İmamoğlu’nun 100. Yıl Resepsiyonu’na katılmama nedenine ait bilgisi olup olmadığı sorulan Öztrak, “Hafta sonunda üç gün boyunca belediye liderlerimizin olduğu vilayetlerde de kutlama programları vardı, partimizin 100. yılıyla ilgili. Bir gün evvelki resepsiyona katılmayan liderlerimiz, İstanbul Büyükşehir Belediye Liderimiz Sayın Ekrem İmamoğlu da dahil 9 Eylül sabahı Anıtkabir’deki programa katıldı.” diye konuştu.
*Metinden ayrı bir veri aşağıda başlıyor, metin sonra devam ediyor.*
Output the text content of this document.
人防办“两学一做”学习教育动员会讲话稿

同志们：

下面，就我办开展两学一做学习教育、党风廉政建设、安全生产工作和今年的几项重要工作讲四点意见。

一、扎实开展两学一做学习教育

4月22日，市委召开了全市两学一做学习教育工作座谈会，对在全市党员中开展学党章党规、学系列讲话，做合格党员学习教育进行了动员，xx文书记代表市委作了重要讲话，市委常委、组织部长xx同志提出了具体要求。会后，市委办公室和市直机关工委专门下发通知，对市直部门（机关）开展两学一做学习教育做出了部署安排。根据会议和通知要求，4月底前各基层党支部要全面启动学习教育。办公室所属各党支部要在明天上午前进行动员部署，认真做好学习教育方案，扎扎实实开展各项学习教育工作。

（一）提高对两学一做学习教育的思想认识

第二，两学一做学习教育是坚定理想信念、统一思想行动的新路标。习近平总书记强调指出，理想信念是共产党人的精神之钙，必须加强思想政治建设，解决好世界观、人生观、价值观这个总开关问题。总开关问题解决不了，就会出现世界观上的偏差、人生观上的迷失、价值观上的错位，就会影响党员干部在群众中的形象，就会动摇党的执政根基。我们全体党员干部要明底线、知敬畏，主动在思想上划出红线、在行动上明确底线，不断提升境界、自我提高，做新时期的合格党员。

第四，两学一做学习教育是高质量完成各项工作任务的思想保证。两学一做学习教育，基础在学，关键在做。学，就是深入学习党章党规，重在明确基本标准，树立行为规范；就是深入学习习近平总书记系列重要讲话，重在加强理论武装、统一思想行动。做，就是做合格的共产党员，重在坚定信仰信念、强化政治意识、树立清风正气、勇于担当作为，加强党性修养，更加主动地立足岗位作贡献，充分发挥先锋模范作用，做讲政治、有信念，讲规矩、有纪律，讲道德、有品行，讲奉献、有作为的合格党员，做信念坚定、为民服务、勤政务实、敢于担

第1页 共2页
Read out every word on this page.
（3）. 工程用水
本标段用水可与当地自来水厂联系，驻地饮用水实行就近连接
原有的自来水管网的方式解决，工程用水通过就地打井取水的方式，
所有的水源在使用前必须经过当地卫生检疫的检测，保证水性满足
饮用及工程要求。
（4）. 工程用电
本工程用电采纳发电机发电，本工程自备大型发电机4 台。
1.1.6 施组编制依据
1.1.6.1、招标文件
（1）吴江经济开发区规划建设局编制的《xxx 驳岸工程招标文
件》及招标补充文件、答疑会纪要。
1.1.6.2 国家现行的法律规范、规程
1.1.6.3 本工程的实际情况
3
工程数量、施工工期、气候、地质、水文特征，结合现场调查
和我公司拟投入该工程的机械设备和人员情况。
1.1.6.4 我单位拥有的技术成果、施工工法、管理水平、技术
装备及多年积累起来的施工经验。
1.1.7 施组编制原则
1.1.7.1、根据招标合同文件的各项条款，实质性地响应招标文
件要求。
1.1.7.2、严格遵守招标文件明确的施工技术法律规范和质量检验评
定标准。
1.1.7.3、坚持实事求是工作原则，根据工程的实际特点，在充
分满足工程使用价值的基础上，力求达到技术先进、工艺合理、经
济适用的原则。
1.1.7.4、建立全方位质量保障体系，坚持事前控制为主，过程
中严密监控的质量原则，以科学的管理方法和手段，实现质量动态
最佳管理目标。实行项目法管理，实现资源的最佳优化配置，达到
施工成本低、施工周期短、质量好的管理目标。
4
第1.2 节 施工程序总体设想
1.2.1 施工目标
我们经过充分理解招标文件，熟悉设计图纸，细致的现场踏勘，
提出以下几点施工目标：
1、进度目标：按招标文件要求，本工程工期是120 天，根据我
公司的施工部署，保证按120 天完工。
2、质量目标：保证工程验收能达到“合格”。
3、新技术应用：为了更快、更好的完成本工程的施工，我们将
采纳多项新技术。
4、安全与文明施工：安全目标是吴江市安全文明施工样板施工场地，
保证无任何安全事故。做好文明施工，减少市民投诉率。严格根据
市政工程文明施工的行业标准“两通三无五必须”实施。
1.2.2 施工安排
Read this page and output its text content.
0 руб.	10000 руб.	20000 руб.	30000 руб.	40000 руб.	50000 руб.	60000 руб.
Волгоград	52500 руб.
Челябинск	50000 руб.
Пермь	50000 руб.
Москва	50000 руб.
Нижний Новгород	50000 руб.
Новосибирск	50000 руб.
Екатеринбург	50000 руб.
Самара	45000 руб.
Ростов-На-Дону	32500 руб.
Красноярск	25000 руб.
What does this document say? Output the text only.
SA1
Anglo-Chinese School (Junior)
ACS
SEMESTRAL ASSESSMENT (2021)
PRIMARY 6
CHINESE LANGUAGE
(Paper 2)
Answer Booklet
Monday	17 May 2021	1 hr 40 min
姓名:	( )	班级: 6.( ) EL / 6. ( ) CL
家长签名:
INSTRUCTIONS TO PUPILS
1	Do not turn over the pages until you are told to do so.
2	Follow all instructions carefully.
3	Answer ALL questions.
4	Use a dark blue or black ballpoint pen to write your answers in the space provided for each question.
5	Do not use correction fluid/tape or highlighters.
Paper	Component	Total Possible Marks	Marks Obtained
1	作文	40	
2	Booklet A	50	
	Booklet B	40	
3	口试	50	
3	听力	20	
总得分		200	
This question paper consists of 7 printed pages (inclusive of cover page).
“CHP’nin 100. yıl tanıtım görüntüsünde EOKA’lı teröristlerin manzarasının olması büyük reaksiyon çekmişti. Bu görüntüye ait o imajlara ait bir revize, değişiklik yapılacak mı? sorusu üzerine Öztrak, şunları söyledi:
“Arkadaşlar, o görüntülere baktığınız vakit, Kıbrıs’ın dağlarına nasıl bayrağı diktiğiniz anlatılıyor. Niçin revize yapalım? Yani Kıbrıs’ın dağlarına milliyetçiliği yazdığımız görüntüyü gösteren ve bunun bir kesimi olan manzaraları neden revize edelim? Genel lider yardımcısı arkadaşımız bununla ilgili açıklamaları aslında yaptı. Hakikaten bakıyorum, karşı tarafın sık sık kullandığı bu sinemaları, bu fotoğrafları bizim hazırlamış olduğumuz, çok da hoş, dört dörtlük görüntüde görünce herhalde büyük bir reaksiyon oluştu. Yani bu niçin bizim kullandığımızı bunlar da kullanıyorlar? Kıbrıs’ın dağlarına diktiğimiz o bayrağın, dikilen o bayrağın Cumhuriyet Halk Partisi’nin yapıtı olduğunu söylüyorlar diye herhalde kıskandılar.”
İTTİFAKSIZ SEÇİM TARTIŞMALARI
Yerel seçimde ittifaka ait soruya karşılık Faik Öztrak, “Ben geçen hafta durduğumuz yeri söyledim. Bu süreçle ilgili kentlerde yapılacak olan işbirliklerine kapalı olmadığımızı da söz ettim. Fakat bizim dışımızdaki bir parti ‘Ben kendi adaylarımı göstereceğim’ diyorsa, bize de ona ‘Yolunuz açık olsun’ demek düşer. Bu ortada şunu söyleyeyim, belediye seçimleri tek turlu seçimdir. Münasebetiyle belediye seçimlerinde, bundan evvel örneklerini gördüğümüz üzere yüzde 25’le alındığı seçimlerin olduğunu da unutmamak gerekir.” değerlendirmesini yaptı.